# Lucid Dreaming > Attaining Lucidity > Induction Techniques >  >  Quickest way to attain lucidity?

## D-Shizzle

It's been a long time since I've been on here, and I haven't written my dreams down in a while. So starting tonight I'm going to resume my dream journal, but besides that what are useful techniques to quickly start attaining lucidity? I know it's not an overnight process, but what are the most effective ways of doing it?

----------


## Arch

Personally I find this method the quickest way  :smiley:  Try it out.
http://www.dreamviews.org/f12/how-ha...-guide-124969/

----------


## Choi

Quickest way to lucid dream? I would say meditation, because when you have pracctised that for a bit, hours feels like minutes. So that's WILD.

But I used to get some lucid dreams before by setting an alarm to wake me up so I could DEILD, so all I had to do was to fall asleep. But eventually my body got used to this alarm so it stopped working. And the lucid dreams were short.

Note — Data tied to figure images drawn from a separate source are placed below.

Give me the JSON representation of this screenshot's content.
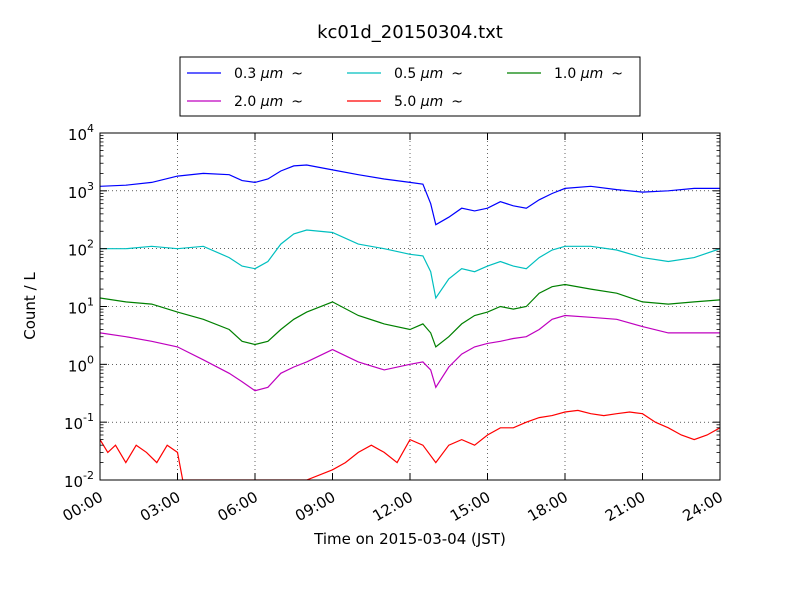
{
  "chart_data": {
    "type": "line",
    "title": "kc01d_20150304.txt",
    "xlabel": "Time on 2015-03-04 (JST)",
    "ylabel": "Count / L",
    "xlim_hours": [
      0,
      24
    ],
    "ylim": [
      0.01,
      10000
    ],
    "y_scale": "log",
    "grid": true,
    "legend_position": "top-center",
    "x_ticks": [
      {
        "label": "00:00",
        "hour": 0
      },
      {
        "label": "03:00",
        "hour": 3
      },
      {
        "label": "06:00",
        "hour": 6
      },
      {
        "label": "09:00",
        "hour": 9
      },
      {
        "label": "12:00",
        "hour": 12
      },
      {
        "label": "15:00",
        "hour": 15
      },
      {
        "label": "18:00",
        "hour": 18
      },
      {
        "label": "21:00",
        "hour": 21
      },
      {
        "label": "24:00",
        "hour": 24
      }
    ],
    "y_ticks": [
      {
        "base": "10",
        "exp": "-2",
        "value": 0.01
      },
      {
        "base": "10",
        "exp": "-1",
        "value": 0.1
      },
      {
        "base": "10",
        "exp": "0",
        "value": 1
      },
      {
        "base": "10",
        "exp": "1",
        "value": 10
      },
      {
        "base": "10",
        "exp": "2",
        "value": 100
      },
      {
        "base": "10",
        "exp": "3",
        "value": 1000
      },
      {
        "base": "10",
        "exp": "4",
        "value": 10000
      }
    ],
    "series": [
      {
        "name": "0.3 μm  ~",
        "legend_size": "0.3",
        "legend_unit": "μm",
        "legend_suffix": "~",
        "color": "#0000ff",
        "x": [
          0,
          1,
          2,
          3,
          4,
          5,
          5.5,
          6,
          6.5,
          7,
          7.5,
          8,
          9,
          10,
          11,
          12,
          12.5,
          12.8,
          13,
          13.5,
          14,
          14.5,
          15,
          15.5,
          16,
          16.5,
          17,
          17.5,
          18,
          19,
          20,
          21,
          22,
          23,
          24
        ],
        "y": [
          1200,
          1250,
          1400,
          1800,
          2000,
          1900,
          1500,
          1400,
          1600,
          2200,
          2700,
          2800,
          2300,
          1900,
          1600,
          1400,
          1300,
          600,
          260,
          350,
          500,
          450,
          500,
          650,
          550,
          500,
          700,
          900,
          1100,
          1200,
          1050,
          950,
          1000,
          1100,
          1100
        ]
      },
      {
        "name": "0.5 μm  ~",
        "legend_size": "0.5",
        "legend_unit": "μm",
        "legend_suffix": "~",
        "color": "#00bfbf",
        "x": [
          0,
          1,
          2,
          3,
          4,
          5,
          5.5,
          6,
          6.5,
          7,
          7.5,
          8,
          9,
          10,
          11,
          12,
          12.5,
          12.8,
          13,
          13.5,
          14,
          14.5,
          15,
          15.5,
          16,
          16.5,
          17,
          17.5,
          18,
          19,
          20,
          21,
          22,
          23,
          24
        ],
        "y": [
          100,
          100,
          110,
          100,
          110,
          70,
          50,
          45,
          60,
          120,
          180,
          210,
          190,
          120,
          100,
          80,
          75,
          40,
          14,
          30,
          45,
          40,
          50,
          60,
          50,
          45,
          70,
          95,
          110,
          110,
          95,
          70,
          60,
          70,
          100
        ]
      },
      {
        "name": "1.0 μm  ~",
        "legend_size": "1.0",
        "legend_unit": "μm",
        "legend_suffix": "~",
        "color": "#008000",
        "x": [
          0,
          1,
          2,
          3,
          4,
          5,
          5.5,
          6,
          6.5,
          7,
          7.5,
          8,
          9,
          10,
          11,
          12,
          12.5,
          12.8,
          13,
          13.5,
          14,
          14.5,
          15,
          15.5,
          16,
          16.5,
          17,
          17.5,
          18,
          19,
          20,
          21,
          22,
          23,
          24
        ],
        "y": [
          14,
          12,
          11,
          8,
          6,
          4,
          2.5,
          2.2,
          2.5,
          4,
          6,
          8,
          12,
          7,
          5,
          4,
          5,
          3.5,
          2,
          3,
          5,
          7,
          8,
          10,
          9,
          10,
          17,
          22,
          24,
          20,
          17,
          12,
          11,
          12,
          13
        ]
      },
      {
        "name": "2.0 μm  ~",
        "legend_size": "2.0",
        "legend_unit": "μm",
        "legend_suffix": "~",
        "color": "#bf00bf",
        "x": [
          0,
          1,
          2,
          3,
          4,
          5,
          5.5,
          6,
          6.5,
          7,
          7.5,
          8,
          9,
          10,
          11,
          12,
          12.5,
          12.8,
          13,
          13.5,
          14,
          14.5,
          15,
          15.5,
          16,
          16.5,
          17,
          17.5,
          18,
          19,
          20,
          21,
          22,
          23,
          24
        ],
        "y": [
          3.5,
          3,
          2.5,
          2,
          1.2,
          0.7,
          0.5,
          0.35,
          0.4,
          0.7,
          0.9,
          1.1,
          1.8,
          1.1,
          0.8,
          1,
          1.1,
          0.8,
          0.4,
          0.9,
          1.5,
          2,
          2.3,
          2.5,
          2.8,
          3,
          4,
          6,
          7,
          6.5,
          6,
          4.5,
          3.5,
          3.5,
          3.5
        ]
      },
      {
        "name": "5.0 μm  ~",
        "legend_size": "5.0",
        "legend_unit": "μm",
        "legend_suffix": "~",
        "color": "#ff0000",
        "x": [
          0,
          0.3,
          0.6,
          1,
          1.4,
          1.8,
          2.2,
          2.6,
          3,
          3.2,
          4.2,
          8,
          9,
          9.5,
          10,
          10.5,
          11,
          11.5,
          12,
          12.5,
          13,
          13.5,
          14,
          14.5,
          15,
          15.5,
          16,
          16.5,
          17,
          17.5,
          18,
          18.5,
          19,
          19.5,
          20,
          20.5,
          21,
          21.5,
          22,
          22.5,
          23,
          23.5,
          24
        ],
        "y": [
          0.05,
          0.03,
          0.04,
          0.02,
          0.04,
          0.03,
          0.02,
          0.04,
          0.03,
          0.01,
          0.01,
          0.01,
          0.015,
          0.02,
          0.03,
          0.04,
          0.03,
          0.02,
          0.05,
          0.04,
          0.02,
          0.04,
          0.05,
          0.04,
          0.06,
          0.08,
          0.08,
          0.1,
          0.12,
          0.13,
          0.15,
          0.16,
          0.14,
          0.13,
          0.14,
          0.15,
          0.14,
          0.1,
          0.08,
          0.06,
          0.05,
          0.06,
          0.08
        ]
      }
    ]
  }
}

Just by pracctising awareness over all is another way to go, and the best way is to keep a DJ. So you become more aware of the dreams and hopefully they will become vivid enough to make you have a spontanious lucid dreams. 

Good luck  :wink2:

----------


## xxdanxx

Sadly this isn't straight forward, although I am not first to speak with such a low LD count but I have done my fair share of Research, everybody is unique and as a result, different techniques work differently on people. From my personal perspective I find that training Auto-Suggestion and MILD got me my first 3 Lucid Dreams.

I recommend finding a technique that interests you and the most important facotr of that technique is belief. Believe you can already do it.

----------


## Abra

Good old DILD and naps. DILD and naps.

----------